При этом высокий захэкал горлом, словно хотел то ли засмеяться, то заплакать; девушка в шубке вновь растерянно улыбнулась. Водитель Дима сделал попытку что-то сказать, но лейтенант обхватил его рукой поперек груди, развернул и подтолкнул к «уазику».
…-Жаловаться не будут? — спросил водитель, когда патрульная машина выехала с территории гаража.
— Ты хоть понял, кого прикладом огрел? — вопросом на вопрос ответил старший патруля, — Главного инженера механического завода. Я его потом узнал: на этом предприятии у меня отец мастером работает. А Груздь зама по сбыту по стенке размазал. Хозяин же «Нивы» в мэрии работает, я его по телевизору видел. Так будут ли они жаловаться? Мы, можно сказать, их на горячем прихватили. Выступили в роли мощной ложки дегтя в бочке меда.
— Ну, мед у них, конечно, бочкой накрылся… Обломали мужикам кайф, — заметил Уфимцев, — Интересно, бабы откуда?
— Да шалавы обычные, — произнес лейтенант, — Они же даже одеты одинаково. Мало ли на свете блядей?!
— Я ху…ю, дорогая редакция! Поймали, называется, грабителей! — воскликнул молчавший до сего времени Груздев.
Хохотали все.
…-Так, понял: проспект Авиаторов, — ответил лейтенант на бульканье радиостанции, проснувшийся через час дефилирования патрульного экипажа по улицам и дворам Заволжского района. Он повернулся к водителю:
— Дима, жми. Похоже, спокойной ночи у нас не будет.

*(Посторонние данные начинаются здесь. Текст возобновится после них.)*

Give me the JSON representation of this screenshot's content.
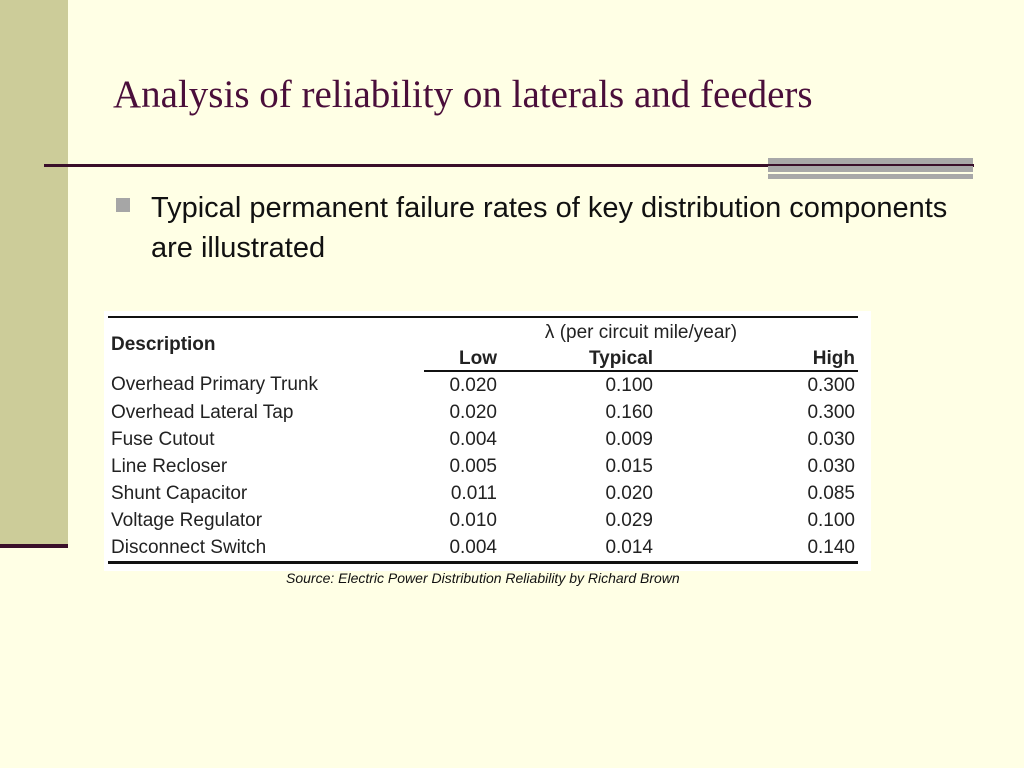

…Большой деревянный дом был окутан белым дымом и паром. Дым валил из развороченной, почерневшей от жара крытой железом крыши; пар — из выбитых окон и распахнутых дверей. Пожарные деловито бегали вокруг дома, то и дело сматывая и разматывая брезентовые рукава брандспойтов. По заснеженному дворику вовсю, словно в апреле, весело бежали ручьи.
Патрульная группа дисциплинированно стояла в стороне, стараясь, с одной стороны, не мешать людям в белых касках, с другой — не влезать ногами в «весну», проснувшуюся средь морозной ночи.
Стужа настойчиво давала о себе знать: хватала за нос, кусала уши. Милиционеры и журналист потирали их и жались к забору, опасливо косясь на ручьи. Водяные брызги от брандспойтов разлетались вокруг, застывая на одежде и обуви ледяными кляксами. Уфимцеву происходящее напомнило детскую телесказку «Двенадцать месяцев», в которой вдруг среди январской стужи наступила весна.
Только один персонаж не принимал участия в борьбе трех стихий: воды, мороза и огня. Он лежал за спинами милиционеров в сугробе, нелепо вывернув в разные стороны ступни. На его правую ногу был надет старый обрезанный валенок, на левой оставался дырявый шерстяной носок. Грязный, неопределенного цвета свитер на плечах был прожжен во многих местах. Голова закинута назад, демонстрируя любопытным рыжеватую щетину на подбородке. Глаза, лоб и волосы залиты запекшейся кровью.